EK

発声練習からビンビンと良く響く声で絶好調であった。
曲はモーツアルトのコンサートアリア集から3曲をざっと通した。
ほとんど譜読み状態なので、コメントすることもないが、今後の課題を感じるのは、
やはり5点A以上の高音で喉を締めてしまうこと。
喉奥を拡げた状態でいかに息を通して歌うことが出来るか?というイメージが大事。
更に言い換えれば、息の流れを意識できている歌声ということ。

もう1点は細かいメリスマを歌うリズム感の重要性である。
つまり粒のそろったメリスマの歌声を得るために、大きなしっかりしたリズム感を感じ取れていること。
これはブレスと声の関係がしっかりできているか?
ということなので、音を取るだけ譜面を読んでいるレベルでは難しいだろう。
やはり音楽的に感得したブレスタイミングにで、音楽のリズムを大きく感じて歌いこむ練習を重ねることに尽きるだろう。

この練習は歌わなくても出来る。
つまり楽譜を見ながら歌うためのブレスをしっかり意識して、歌詞を楽譜のリズムで読むのである。
その際に声は、ひそひそ声(ささやき声)にすれば良い。

TNT

14年ぶりくらいにレッスンに来られた。
プーランクの「モンパルナス」をメインにレッスンとなった。

他の先生のところでレッスンを継続されているので、声のことを指摘するのが難しいことがまず第一にあった。
その上で、徐々に声を指導していった。
今日の指導の基本は、歌詞と音楽が表現している世界を、いかにTNTさんの自然な良い声で表現できるかどうか?

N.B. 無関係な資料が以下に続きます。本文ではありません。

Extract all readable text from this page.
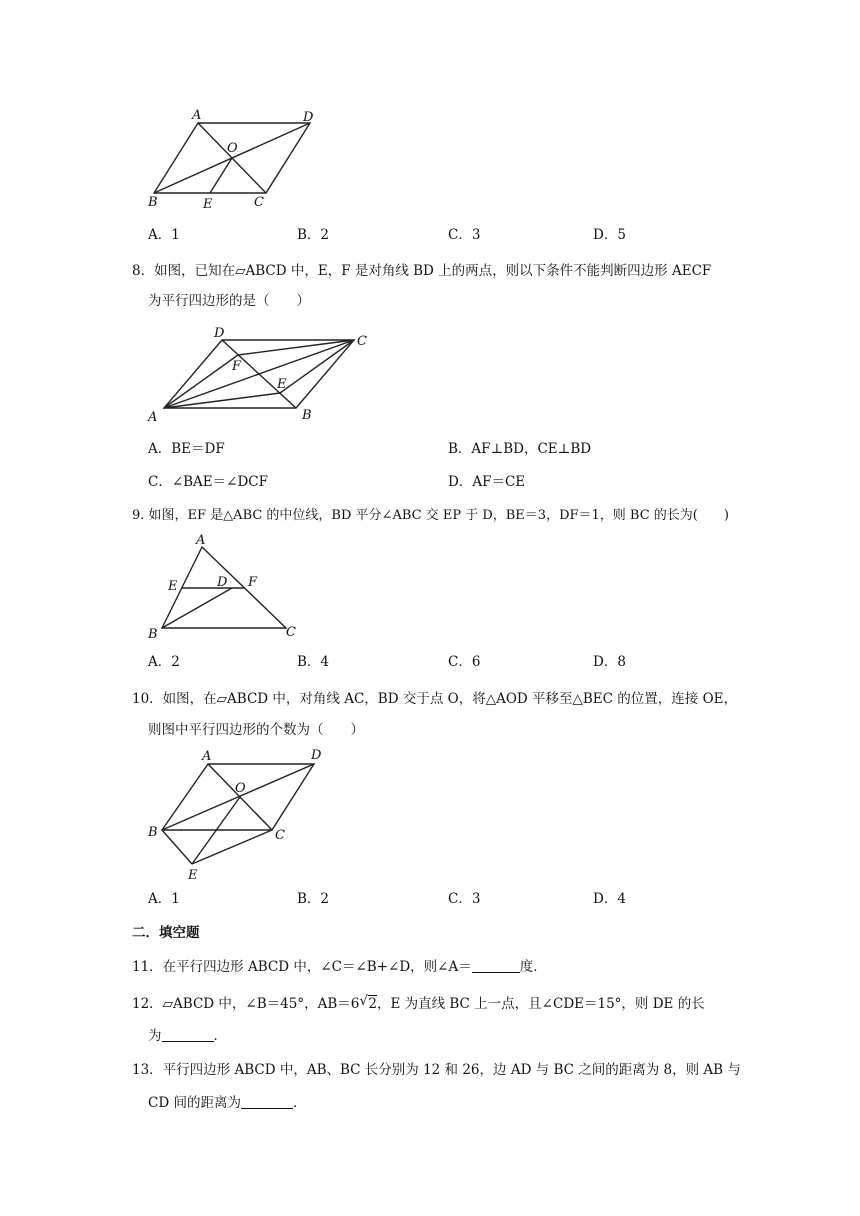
A	D
O
B	E	C
A．1	B．2	C．3	D．5
8．如图，已知在▱ABCD 中，E，F 是对角线 BD 上的两点，则以下条件不能判断四边形 AECF
为平行四边形的是（　　）
D
C
F
E
A	B
A．BE＝DF	B．AF⊥BD，CE⊥BD
C．∠BAE＝∠DCF	D．AF＝CE
9. 如图，EF 是△ABC 的中位线，BD 平分∠ABC 交 EP 于 D，BE＝3，DF＝1，则 BC 的长为(　　)
A
E	D F
B	C
A．2	B．4	C．6	D．8
10．如图，在▱ABCD 中，对角线 AC，BD 交于点 O，将△AOD 平移至△BEC 的位置，连接 OE，
则图中平行四边形的个数为（　　）
A	D
O
B	C
E
A．1	B．2	C．3	D．4
二．填空题
11．在平行四边形 ABCD 中，∠C＝∠B+∠D，则∠A＝	度．
12．▱ABCD 中，∠B＝45°，AB＝6 √ 2，E 为直线 BC 上一点，且∠CDE＝15°，则 DE 的长
为	．
13．平行四边形 ABCD 中，AB、BC 长分别为 12 和 26，边 AD 与 BC 之间的距离为 8，则 AB 与
CD 间的距离为	．
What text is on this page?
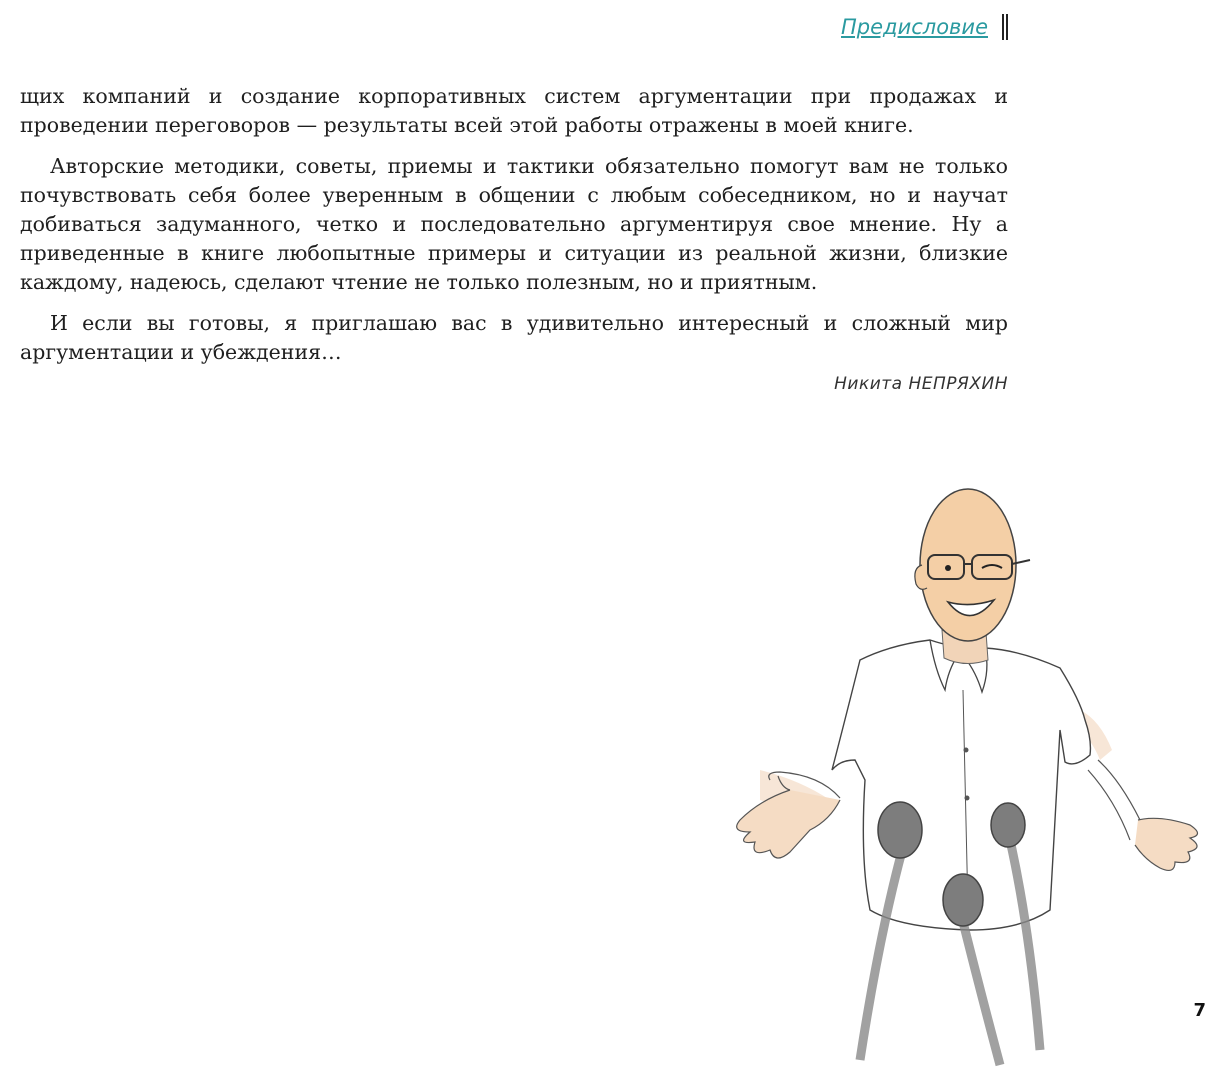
Предисловие

щих компаний и создание корпоративных систем аргументации при продажах и проведении переговоров — результаты всей этой работы отражены в моей книге.

Авторские методики, советы, приемы и тактики обязательно помогут вам не только почувствовать себя более уверенным в общении с любым собеседником, но и научат добиваться задуманного, четко и последовательно аргументируя свое мнение. Ну а приведенные в книге любопытные примеры и ситуации из реальной жизни, близкие каждому, надеюсь, сделают чтение не только полезным, но и приятным.

И если вы готовы, я приглашаю вас в удивительно интересный и сложный мир аргументации и убеждения…

Никита НЕПРЯХИН
7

それは発声法という生理学的な方法ではなく、感情から沸き起こる自然な表現を探す行為であった。

というのも、彼の歌声がやや作り声的であったこと。
確かにバスバリトン的な歌声の調子であったが、それがこの音楽に相応しい歌声だったか?
彼自身の歌声であったか?という面に疑問を感じたからである。
かといって発声法という側面で指導しようとすると、恐らく本人が迷ってしまうだろうと思った。

声を否定することなく音楽に相応しい歌声を得ること。
読譜面で言えば、強弱の指示は絶対である。同時にその意味を、歌詞と音楽から考えるべきである。
なぜDolceなのか?という意味を理解できているかどうか?
そこから歌声はふさわしい姿を見せるだろうと思った。

それらのことは、結局歌詞の読み込みから得られる脳内に浮かぶ景色や、感情を呼び覚ましてくれるだろう。
そして、その感情やイメージを許に、フランス語の朗読を練習することが、彼の場合は効果的ではないだろうか?